説明ここで指定された RPS と BPS の値は、速度制限のためだけです。実際の逆方向増分同期性能は、ソースとターゲットの設定やインスタンスの仕様などの要因に左右されます。
増分同期の開始タイムスタンプ
[移行タイプの選択] ページで [完全移行] を選択した場合、このパラメーターは表示されません。[フル移行] を選択せずに [増分同期] を選択した場合、転送スイッチオーバー開始タイムスタンプ (ある場合) がデフォルトで使用されます。このパラメーターは変更できません。
詳細パラメーター
このセクションのパラメーターは、ターゲットが MySQL 互換モードの OceanBase Database V4.3.0 以降であり、かつ [移行タイプの選択] ページで [スキーマ移行] を選択するか、[DDL 同期] を [増分同期] に選択した場合にのみ表示されます。

ターゲットテーブルオブジェクトでサポートされているストレージタイプは、[デフォルト]、[行ストレージ]、[列ストレージ]、および[ハイブリッド列ストレージ]です。詳細については、「デフォルトのテーブルストレージフォーマット」をご参照ください。

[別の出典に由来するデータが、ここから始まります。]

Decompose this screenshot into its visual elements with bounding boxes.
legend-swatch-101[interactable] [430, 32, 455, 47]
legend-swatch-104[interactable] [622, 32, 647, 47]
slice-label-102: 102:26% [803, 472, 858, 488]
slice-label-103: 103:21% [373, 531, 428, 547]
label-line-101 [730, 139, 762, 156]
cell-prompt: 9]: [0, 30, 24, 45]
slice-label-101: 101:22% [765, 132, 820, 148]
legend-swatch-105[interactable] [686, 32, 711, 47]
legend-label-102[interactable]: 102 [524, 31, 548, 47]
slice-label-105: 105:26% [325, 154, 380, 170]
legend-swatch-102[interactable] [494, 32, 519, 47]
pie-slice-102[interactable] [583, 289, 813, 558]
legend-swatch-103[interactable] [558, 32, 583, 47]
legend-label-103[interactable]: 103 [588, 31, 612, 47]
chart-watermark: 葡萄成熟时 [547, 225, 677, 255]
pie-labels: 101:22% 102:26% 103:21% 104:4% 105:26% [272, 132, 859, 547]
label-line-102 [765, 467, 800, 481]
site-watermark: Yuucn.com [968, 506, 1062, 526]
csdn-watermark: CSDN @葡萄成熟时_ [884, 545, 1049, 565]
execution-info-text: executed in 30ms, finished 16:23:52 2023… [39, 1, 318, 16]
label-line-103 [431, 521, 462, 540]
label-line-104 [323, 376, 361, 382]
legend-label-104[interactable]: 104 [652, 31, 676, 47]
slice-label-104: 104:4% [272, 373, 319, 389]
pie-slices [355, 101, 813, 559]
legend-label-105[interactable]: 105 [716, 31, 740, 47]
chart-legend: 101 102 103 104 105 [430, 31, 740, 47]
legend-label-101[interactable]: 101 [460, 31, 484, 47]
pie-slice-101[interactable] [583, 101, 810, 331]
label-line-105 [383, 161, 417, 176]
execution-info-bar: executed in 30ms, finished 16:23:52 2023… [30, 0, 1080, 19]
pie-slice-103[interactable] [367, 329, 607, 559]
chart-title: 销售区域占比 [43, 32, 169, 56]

説明値 [デフォルト] は、他のパラメーターがターゲットのパラメーター構成に基づいて自動的に設定されることを意味します。スキーマ移行のテーブルオブジェクトと増分 DDL 同期の新しいテーブルオブジェクトは、指定されたストレージタイプに基づいて対応するスキーマに書き込まれます。
[事前チェック] をクリックして、データ移行タスクの事前チェックを開始します。
事前チェック中、データ転送サービスはデータベースユーザーの読み取りおよび書き込み権限と、データベースのネットワーク接続を確認します。データ同期タスクは、すべてのチェック項目に合格した後にのみ開始できます。事前チェック中にエラーが返された場合は、以下の操作を実行できます:
問題を特定してトラブルシューティングを行い、再度事前チェックを実行します。
失敗した事前チェック項目の操作列で [スキップ] をクリックします。操作による影響を確認するダイアログボックスで、[OK] をクリックします。
事前チェックに合格すると、[タスクを開始] をクリックします。
すぐにタスクを開始する必要がない場合は、[保存] をクリックします。 後で [移行タスク] ページで、またはバッチ操作を実行してタスクを開始できます。 バッチ操作の詳細については、「データ移行タスクでバッチ操作を実行する」をご参照ください。
データ転送サービスでは、移行タスクの実行中に移行オブジェクトとその行フィルタリング条件を変更できます。詳細については、「移行オブジェクトとそのフィルター条件の表示と変更」をご参照ください。データ移行タスクが開始されると、選択した移行タイプに基づいて実行されます。詳細については、「移行詳細の表示」をご参照ください。